Le reazioni negative vengono dalle famiglie dei convertiti. In genere, un musulmano che diventa cristiano rompe i rapporti con la sua famiglia e questo si verifica anche se un cristiano diventa musulmano. Ho avuto occasione di conoscere una giovane donna entrata da poco nella Chiesa dall’islam. Era scappata con il fidanzato cristiano, vivevano assieme e hanno avuto due bambini, ma erano rifiutati da tutte e due le famiglie. Dopo sei anni, le due famiglie hanno preso atto della realtà e la signora mi dice che va a volte a casa sua e la famiglia ha accettato. Un parroco a Dacca conferma: “Non abbiamo notizia di violenze su donne musulmane che sposano un cristiano e diventano cristiane, però sono radiate dalle loro famiglie. Anche le ragazze cristiane che sposano un musulmano vengono rifiutate dalle loro famiglie. Ma è molto difficile per una ragazza cristiana accettare la mentalità e i costumi islamici verso la donna, per cui dopo qualche anno vuol tornare indietro e inizia un lungo e faticoso cammino di ritorno al cristianesimo di quattro, cinque, sei anni, soprattutto perché le famiglie delle ragazze fanno difficoltà ad accoglierle. Abbiamo in parrocchia alcuni casi di cristiane che si pentono, magari sposano un cristiano, ma le loro famiglie ancora non le accolgono”.

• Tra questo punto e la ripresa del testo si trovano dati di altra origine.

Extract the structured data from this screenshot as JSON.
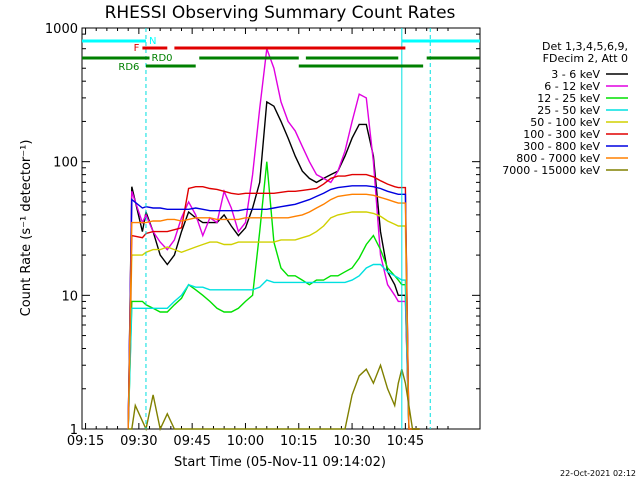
{
  "chart_data": {
    "type": "line",
    "title": "RHESSI Observing Summary Count Rates",
    "xlabel": "Start Time (05-Nov-11 09:14:02)",
    "ylabel": "Count Rate (s⁻¹ detector⁻¹)",
    "x_ticks": [
      "09:15",
      "09:30",
      "09:45",
      "10:00",
      "10:15",
      "10:30",
      "10:45"
    ],
    "x_range_min": [
      0,
      112
    ],
    "y_ticks": [
      "1",
      "10",
      "100",
      "1000"
    ],
    "y_scale": "log",
    "ylim": [
      1,
      1000
    ],
    "timestamp": "22-Oct-2021 02:12",
    "legend_header": [
      "Det 1,3,4,5,6,9,",
      "FDecim 2, Att 0"
    ],
    "legend_placement": "right",
    "flags": {
      "N_label": "N",
      "F_label": "F",
      "RD0_label": "RD0",
      "RD6_label": "RD6",
      "N_color": "#00ffff",
      "F_color": "#e00000",
      "RD0_color": "#008000",
      "RD6_color": "#008000",
      "N_segments": [
        [
          0,
          18
        ],
        [
          90,
          112
        ]
      ],
      "F_segments": [
        [
          17,
          24
        ],
        [
          26,
          91
        ]
      ],
      "RD0_segments": [
        [
          0,
          19
        ],
        [
          33,
          61
        ],
        [
          63,
          89
        ],
        [
          97,
          112
        ]
      ],
      "RD6_segments": [
        [
          18,
          32
        ],
        [
          61,
          96
        ]
      ]
    },
    "night_lines_min": [
      18,
      90,
      98
    ],
    "series": [
      {
        "name": "3 - 6 keV",
        "color": "#000000",
        "x": [
          13,
          14,
          17,
          18,
          20,
          22,
          24,
          26,
          28,
          30,
          32,
          34,
          36,
          38,
          40,
          42,
          44,
          46,
          48,
          50,
          52,
          54,
          56,
          58,
          60,
          62,
          64,
          66,
          68,
          70,
          72,
          74,
          76,
          78,
          80,
          82,
          84,
          86,
          88,
          89,
          90,
          91,
          92,
          93,
          94,
          95
        ],
        "y": [
          0,
          65,
          30,
          42,
          30,
          20,
          17,
          20,
          30,
          42,
          38,
          35,
          35,
          35,
          40,
          33,
          28,
          32,
          45,
          70,
          280,
          260,
          200,
          150,
          110,
          85,
          75,
          70,
          75,
          80,
          85,
          110,
          150,
          190,
          190,
          110,
          30,
          15,
          12,
          10,
          10,
          10,
          0,
          0,
          0,
          0
        ]
      },
      {
        "name": "6 - 12 keV",
        "color": "#e000e0",
        "x": [
          13,
          14,
          17,
          18,
          20,
          22,
          24,
          26,
          28,
          30,
          32,
          34,
          36,
          38,
          40,
          42,
          44,
          46,
          48,
          50,
          52,
          54,
          56,
          58,
          60,
          62,
          64,
          66,
          68,
          70,
          72,
          74,
          76,
          78,
          80,
          82,
          84,
          86,
          88,
          89,
          90,
          91,
          92,
          93,
          94,
          95
        ],
        "y": [
          0,
          60,
          35,
          40,
          30,
          25,
          22,
          26,
          38,
          50,
          40,
          28,
          38,
          35,
          60,
          45,
          30,
          35,
          80,
          250,
          700,
          500,
          280,
          200,
          170,
          130,
          100,
          80,
          75,
          70,
          85,
          120,
          200,
          320,
          300,
          100,
          20,
          12,
          10,
          9,
          9,
          9,
          0,
          0,
          0,
          0
        ]
      },
      {
        "name": "12 - 25 keV",
        "color": "#00e000",
        "x": [
          13,
          14,
          17,
          18,
          20,
          22,
          24,
          26,
          28,
          30,
          32,
          34,
          36,
          38,
          40,
          42,
          44,
          46,
          48,
          50,
          52,
          54,
          56,
          58,
          60,
          62,
          64,
          66,
          68,
          70,
          72,
          74,
          76,
          78,
          80,
          82,
          84,
          86,
          88,
          89,
          90,
          91,
          92,
          93,
          94,
          95
        ],
        "y": [
          0,
          9,
          9,
          8.5,
          8,
          7.5,
          7.5,
          8.5,
          9.5,
          12,
          11,
          10,
          9,
          8,
          7.5,
          7.5,
          8,
          9,
          10,
          30,
          100,
          25,
          16,
          14,
          14,
          13,
          12,
          13,
          13,
          14,
          14,
          15,
          16,
          19,
          24,
          28,
          22,
          16,
          14,
          13,
          12,
          12,
          0,
          0,
          0,
          0
        ]
      },
      {
        "name": "25 - 50 keV",
        "color": "#00e0e0",
        "x": [
          13,
          14,
          17,
          18,
          20,
          22,
          24,
          26,
          28,
          30,
          32,
          34,
          36,
          38,
          40,
          42,
          44,
          46,
          48,
          50,
          52,
          54,
          56,
          58,
          60,
          62,
          64,
          66,
          68,
          70,
          72,
          74,
          76,
          78,
          80,
          82,
          84,
          86,
          88,
          89,
          90,
          91,
          92,
          93,
          94,
          95
        ],
        "y": [
          0,
          8,
          8,
          8,
          8,
          8,
          8,
          9,
          10,
          12,
          11.5,
          11.5,
          11,
          11,
          11,
          11,
          11,
          11,
          11,
          11.5,
          13,
          12.5,
          12.5,
          12.5,
          12.5,
          12.5,
          12.5,
          12.5,
          12.5,
          12.5,
          12.5,
          12.5,
          13,
          14,
          16,
          17,
          17,
          15,
          14,
          13.5,
          13,
          13,
          0,
          0,
          0,
          0
        ]
      },
      {
        "name": "50 - 100 keV",
        "color": "#d0d000",
        "x": [
          13,
          14,
          17,
          18,
          20,
          22,
          24,
          26,
          28,
          30,
          32,
          34,
          36,
          38,
          40,
          42,
          44,
          46,
          48,
          50,
          52,
          54,
          56,
          58,
          60,
          62,
          64,
          66,
          68,
          70,
          72,
          74,
          76,
          78,
          80,
          82,
          84,
          86,
          88,
          89,
          90,
          91,
          92,
          93,
          94,
          95
        ],
        "y": [
          0,
          20,
          20,
          21,
          22,
          22,
          23,
          22,
          21,
          22,
          23,
          24,
          25,
          25,
          24,
          24,
          25,
          25,
          25,
          25,
          25,
          25,
          26,
          26,
          26,
          27,
          28,
          30,
          33,
          38,
          40,
          41,
          42,
          42,
          42,
          41,
          39,
          36,
          34,
          33,
          33,
          33,
          0,
          0,
          0,
          0
        ]
      },
      {
        "name": "100 - 300 keV",
        "color": "#e00000",
        "x": [
          13,
          14,
          17,
          18,
          20,
          22,
          24,
          26,
          28,
          30,
          32,
          34,
          36,
          38,
          40,
          42,
          44,
          46,
          48,
          50,
          52,
          54,
          56,
          58,
          60,
          62,
          64,
          66,
          68,
          70,
          72,
          74,
          76,
          78,
          80,
          82,
          84,
          86,
          88,
          89,
          90,
          91,
          92,
          93,
          94,
          95
        ],
        "y": [
          0,
          28,
          27,
          29,
          30,
          30,
          30,
          31,
          32,
          63,
          65,
          65,
          63,
          62,
          60,
          58,
          57,
          58,
          58,
          58,
          58,
          58,
          59,
          60,
          60,
          61,
          62,
          63,
          68,
          75,
          78,
          78,
          80,
          80,
          80,
          77,
          72,
          68,
          65,
          64,
          64,
          64,
          0,
          0,
          0,
          0
        ]
      },
      {
        "name": "300 - 800 keV",
        "color": "#0000e0",
        "x": [
          13,
          14,
          17,
          18,
          20,
          22,
          24,
          26,
          28,
          30,
          32,
          34,
          36,
          38,
          40,
          42,
          44,
          46,
          48,
          50,
          52,
          54,
          56,
          58,
          60,
          62,
          64,
          66,
          68,
          70,
          72,
          74,
          76,
          78,
          80,
          82,
          84,
          86,
          88,
          89,
          90,
          91,
          92,
          93,
          94,
          95
        ],
        "y": [
          0,
          52,
          45,
          46,
          45,
          45,
          44,
          44,
          44,
          44,
          45,
          44,
          43,
          43,
          43,
          43,
          43,
          44,
          44,
          44,
          44,
          45,
          46,
          47,
          48,
          50,
          52,
          55,
          58,
          62,
          64,
          65,
          66,
          66,
          66,
          65,
          63,
          60,
          58,
          57,
          57,
          57,
          0,
          0,
          0,
          0
        ]
      },
      {
        "name": "800 - 7000 keV",
        "color": "#ff8000",
        "x": [
          13,
          14,
          17,
          18,
          20,
          22,
          24,
          26,
          28,
          30,
          32,
          34,
          36,
          38,
          40,
          42,
          44,
          46,
          48,
          50,
          52,
          54,
          56,
          58,
          60,
          62,
          64,
          66,
          68,
          70,
          72,
          74,
          76,
          78,
          80,
          82,
          84,
          86,
          88,
          89,
          90,
          91,
          92,
          93,
          94,
          95
        ],
        "y": [
          0,
          35,
          35,
          35,
          36,
          36,
          37,
          37,
          36,
          37,
          38,
          38,
          38,
          37,
          37,
          37,
          37,
          38,
          38,
          38,
          38,
          38,
          38,
          38,
          39,
          40,
          42,
          45,
          48,
          52,
          55,
          56,
          57,
          57,
          57,
          56,
          54,
          52,
          50,
          49,
          49,
          49,
          0,
          0,
          0,
          0
        ]
      },
      {
        "name": "7000 - 15000 keV",
        "color": "#808000",
        "x": [
          13,
          14,
          15,
          18,
          20,
          22,
          24,
          26,
          28,
          30,
          32,
          34,
          36,
          38,
          40,
          42,
          44,
          46,
          48,
          50,
          52,
          54,
          56,
          58,
          60,
          62,
          64,
          66,
          68,
          70,
          72,
          74,
          76,
          78,
          80,
          82,
          84,
          86,
          88,
          89,
          90,
          91,
          92,
          93,
          94,
          95
        ],
        "y": [
          0,
          0,
          1.5,
          1,
          1.8,
          1,
          1.3,
          1,
          1,
          1,
          1,
          1,
          1,
          1,
          1,
          1,
          1,
          1,
          1,
          1,
          1,
          1,
          1,
          1,
          1,
          1,
          1,
          1,
          1,
          1,
          1,
          1,
          1.8,
          2.5,
          2.8,
          2.2,
          3,
          2,
          1.5,
          2.2,
          2.8,
          2.2,
          1.5,
          1,
          1,
          1
        ]
      }
    ]
  }
}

Visito le Chiese e i paesi dell’islam da più di cinquant’anni e mi sono convinto che noi occidentali, compreso il sottoscritto, non comprendiamo l’islam. Vediamo, com’è giusto e salutare (perché dobbiamo difendere la nostra identità e civiltà cristiana), gli aspetti negativi, gli unici reclamizzati dai mass media, terrorismo, guerra santa, kamikaze, persecuzioni anti-cristiane e via dicendo. Ma non ci rendiamo conto del fatto che la grande maggioranza dell’islam non è così. Nel 2007 sono stato nel Nord Camerun, dove pure lavorano i missionari del Pime, regione a grande maggioranza islamica; nel 2006 in Guinea-Bissau, Senegal e Mali. Nell’Africa nera a sud del Sahara prevale un islam tollerante e non violento. Perché dico questo?

Perché la sfida del nostro tempo, assieme al crollo mondiale dell’economia reale, è soprattutto questa: evitare che l’incontro fra popoli, culture e religioni, inevitabile in un mondo che diventa un solo villaggio, possa diventare uno scontro, una guerra. La soluzione sta in quanto dice la Chiesa e che la storia dimostra vero. Da un lato, pur difendendoci da violenze e terrorismi, non esasperare i contrasti, non pensare che tutti i musulmani sono terroristi, e dall’altro il “dialogo” fra cristiani e credenti nel Corano, che significa: conoscenza reciproca, accoglienza, cordialità, aiuto caritatevole ai bisognosi; e poi testimonianza cristiana di preghiera, vita religiosa, famiglie unite e via dicendo. Questo aiuta a cambiare, con l’aiuto di Dio, l’islam dall’interno. Ogni altra spinta verso la contrapposizione porta un miliardo e 300 milioni di musulmani alla convinzione che, come dicono i predicatori dell’odio, la soluzione alla loro crisi di adattamento al mondo moderno sta nella violenza e nella “guerra santa per Dio”.